David Zetland writes more on pricing water in relation to energy concerns at Growing Blue:

Water, energy and the economy

…let’s set aside the issue of environmental water and concentrate on water as a resource that can be used for economic activities. Most resource water is managed, priced and distributed by local monopolies, whether it’s an irrigation district delivering water to farmers or a utility delivering water to residential and industrial users. These monopolies often sell their water at the cost of delivery — covering the fixed costs of pipes and variable costs of treatment and pumping. It’s extremely rare that water prices reflect water scarcity, which means that it’s also rare for the price of water to rise when demand exceeds supply. This means that some users may consume “too much” water, leaving other users high and dry. (Or they may not – deciding that they’ve taken “their fair share,” but such restraint is rare when it’s possible to use more cheap water to increase profits.) Water managers may not work to prevent these shortages, since they are not penalized for shortages, allowed to raise their prices above cost, or worried about losing business to competitors.

That’s not the case for energy, steel or trucks, as each of these businesses operate in markets, where prices adjust to equalize supply and demand and where competition makes it easier for new suppliers to meet demand when their competitors run out of inventory.

The impact of water shortages are much greater than implied by lost sales of water. A restaurant may pay one dollar for 100 gallons of tap water that is used to produce food worth thousands of dollars. An industrial facility may pay the same to produce products worth hundreds of times more. All of these users would be willing to pay far more in the event of water shortage, but their money is worthless when there’s no water. They then have to close the restaurant, turn off the turbines and shut down the machines for producing silicon chips or potato chips. Workers lose their wages, customers lose access to products — the effects multiply and spread, all for lack of “cheap” water that does not exist.

The solution to these problems is the same solution that will end our need to discuss the water-energy nexus: price water for scarcity.
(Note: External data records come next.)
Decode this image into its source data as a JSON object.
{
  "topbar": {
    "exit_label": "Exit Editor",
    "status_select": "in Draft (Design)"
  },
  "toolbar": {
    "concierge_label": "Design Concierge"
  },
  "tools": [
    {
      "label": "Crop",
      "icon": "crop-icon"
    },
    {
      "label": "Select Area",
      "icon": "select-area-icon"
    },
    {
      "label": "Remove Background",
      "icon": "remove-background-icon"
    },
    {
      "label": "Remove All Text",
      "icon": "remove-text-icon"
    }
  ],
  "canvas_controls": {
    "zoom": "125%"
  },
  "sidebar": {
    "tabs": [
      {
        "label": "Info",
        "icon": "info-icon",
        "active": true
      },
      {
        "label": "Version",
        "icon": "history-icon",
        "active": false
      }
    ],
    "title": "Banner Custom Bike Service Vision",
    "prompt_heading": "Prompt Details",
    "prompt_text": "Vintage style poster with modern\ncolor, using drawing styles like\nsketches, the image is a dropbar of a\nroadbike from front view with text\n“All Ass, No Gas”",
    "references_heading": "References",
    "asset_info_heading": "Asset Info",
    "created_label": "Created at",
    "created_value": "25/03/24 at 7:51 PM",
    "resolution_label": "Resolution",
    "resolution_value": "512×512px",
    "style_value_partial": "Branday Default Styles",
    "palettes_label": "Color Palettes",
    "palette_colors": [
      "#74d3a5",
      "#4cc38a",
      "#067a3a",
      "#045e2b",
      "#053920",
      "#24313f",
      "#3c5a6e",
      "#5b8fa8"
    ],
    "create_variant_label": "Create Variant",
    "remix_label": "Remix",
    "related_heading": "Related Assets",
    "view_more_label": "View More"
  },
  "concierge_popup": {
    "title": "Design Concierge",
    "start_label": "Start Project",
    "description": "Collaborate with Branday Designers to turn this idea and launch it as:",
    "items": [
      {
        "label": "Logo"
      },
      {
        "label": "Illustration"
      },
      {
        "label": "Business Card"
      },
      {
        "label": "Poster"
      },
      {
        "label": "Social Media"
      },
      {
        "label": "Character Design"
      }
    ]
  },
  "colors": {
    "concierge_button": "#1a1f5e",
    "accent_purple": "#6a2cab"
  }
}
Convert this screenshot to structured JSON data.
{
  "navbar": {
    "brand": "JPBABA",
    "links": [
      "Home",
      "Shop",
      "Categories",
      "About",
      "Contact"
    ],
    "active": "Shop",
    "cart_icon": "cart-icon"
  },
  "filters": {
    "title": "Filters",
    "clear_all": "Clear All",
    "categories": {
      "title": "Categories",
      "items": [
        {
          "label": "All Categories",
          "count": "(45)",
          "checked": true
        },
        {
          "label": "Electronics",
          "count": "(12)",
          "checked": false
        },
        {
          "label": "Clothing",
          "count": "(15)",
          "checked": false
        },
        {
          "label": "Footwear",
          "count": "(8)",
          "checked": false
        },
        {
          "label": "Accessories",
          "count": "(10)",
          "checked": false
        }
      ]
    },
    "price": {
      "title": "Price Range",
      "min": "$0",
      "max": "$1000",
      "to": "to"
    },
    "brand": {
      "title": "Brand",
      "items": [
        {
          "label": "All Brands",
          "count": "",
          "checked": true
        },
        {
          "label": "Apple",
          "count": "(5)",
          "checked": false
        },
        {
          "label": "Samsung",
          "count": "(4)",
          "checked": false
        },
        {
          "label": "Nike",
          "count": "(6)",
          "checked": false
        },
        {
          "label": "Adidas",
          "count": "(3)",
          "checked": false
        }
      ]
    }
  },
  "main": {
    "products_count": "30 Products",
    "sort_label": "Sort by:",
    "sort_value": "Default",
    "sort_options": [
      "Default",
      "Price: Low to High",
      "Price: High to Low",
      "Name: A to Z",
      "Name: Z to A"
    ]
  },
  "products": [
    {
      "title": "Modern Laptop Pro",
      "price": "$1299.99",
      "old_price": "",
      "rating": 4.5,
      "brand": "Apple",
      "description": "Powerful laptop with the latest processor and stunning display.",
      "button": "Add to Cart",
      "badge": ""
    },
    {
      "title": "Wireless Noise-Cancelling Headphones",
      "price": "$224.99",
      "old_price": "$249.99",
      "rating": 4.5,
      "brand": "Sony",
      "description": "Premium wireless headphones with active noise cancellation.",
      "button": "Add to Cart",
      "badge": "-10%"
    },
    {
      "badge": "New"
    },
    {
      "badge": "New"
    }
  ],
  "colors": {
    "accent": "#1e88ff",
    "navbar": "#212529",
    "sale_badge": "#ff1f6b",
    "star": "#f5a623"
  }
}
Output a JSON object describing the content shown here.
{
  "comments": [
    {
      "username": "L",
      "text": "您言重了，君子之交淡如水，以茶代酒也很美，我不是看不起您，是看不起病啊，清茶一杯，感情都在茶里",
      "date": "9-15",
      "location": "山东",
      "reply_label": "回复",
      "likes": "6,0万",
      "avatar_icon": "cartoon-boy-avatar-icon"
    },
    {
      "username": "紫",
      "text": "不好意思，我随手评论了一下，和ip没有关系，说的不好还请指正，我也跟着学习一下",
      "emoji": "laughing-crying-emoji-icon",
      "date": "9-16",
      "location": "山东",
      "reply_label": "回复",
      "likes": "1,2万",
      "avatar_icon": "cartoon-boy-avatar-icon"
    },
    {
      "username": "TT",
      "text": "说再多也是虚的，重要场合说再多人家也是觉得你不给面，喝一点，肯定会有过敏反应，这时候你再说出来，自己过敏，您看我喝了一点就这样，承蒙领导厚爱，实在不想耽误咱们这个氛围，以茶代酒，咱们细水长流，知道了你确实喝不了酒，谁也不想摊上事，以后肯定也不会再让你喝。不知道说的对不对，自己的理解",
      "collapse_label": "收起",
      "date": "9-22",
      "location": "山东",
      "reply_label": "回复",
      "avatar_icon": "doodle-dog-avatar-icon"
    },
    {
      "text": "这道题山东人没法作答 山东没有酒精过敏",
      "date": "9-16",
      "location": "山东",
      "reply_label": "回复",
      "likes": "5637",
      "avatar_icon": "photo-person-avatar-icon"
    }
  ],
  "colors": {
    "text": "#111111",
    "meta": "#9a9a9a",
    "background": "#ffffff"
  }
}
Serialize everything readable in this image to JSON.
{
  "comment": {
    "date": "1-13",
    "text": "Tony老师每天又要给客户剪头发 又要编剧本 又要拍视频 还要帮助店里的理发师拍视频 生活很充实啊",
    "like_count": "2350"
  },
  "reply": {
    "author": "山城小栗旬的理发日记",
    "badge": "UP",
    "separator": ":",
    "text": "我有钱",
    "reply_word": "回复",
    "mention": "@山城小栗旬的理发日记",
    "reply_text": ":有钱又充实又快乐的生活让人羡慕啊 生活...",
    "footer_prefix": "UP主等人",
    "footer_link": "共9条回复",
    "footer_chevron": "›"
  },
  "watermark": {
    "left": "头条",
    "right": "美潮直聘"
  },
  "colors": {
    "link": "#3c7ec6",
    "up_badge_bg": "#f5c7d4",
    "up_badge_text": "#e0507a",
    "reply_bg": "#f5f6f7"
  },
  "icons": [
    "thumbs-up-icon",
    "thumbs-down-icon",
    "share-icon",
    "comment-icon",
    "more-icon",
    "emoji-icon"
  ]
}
Such a solution would treat “economic water” as we treat oil, coal, shoes, coffee or any other product: prices will rise when demand exceeds supply and fall when supply exceeds demand.

Prices that reflect scarcity will keep supply and demand in balance, rationing water to those willing to pay more and preventing shortages. (Water managers will make more money than the cost of delivery, of course, but they can refund excess revenues to customers under the supervision of their regulators.) These operations require only a change in perspective: we need to treat water as a valuable input to our economic activities.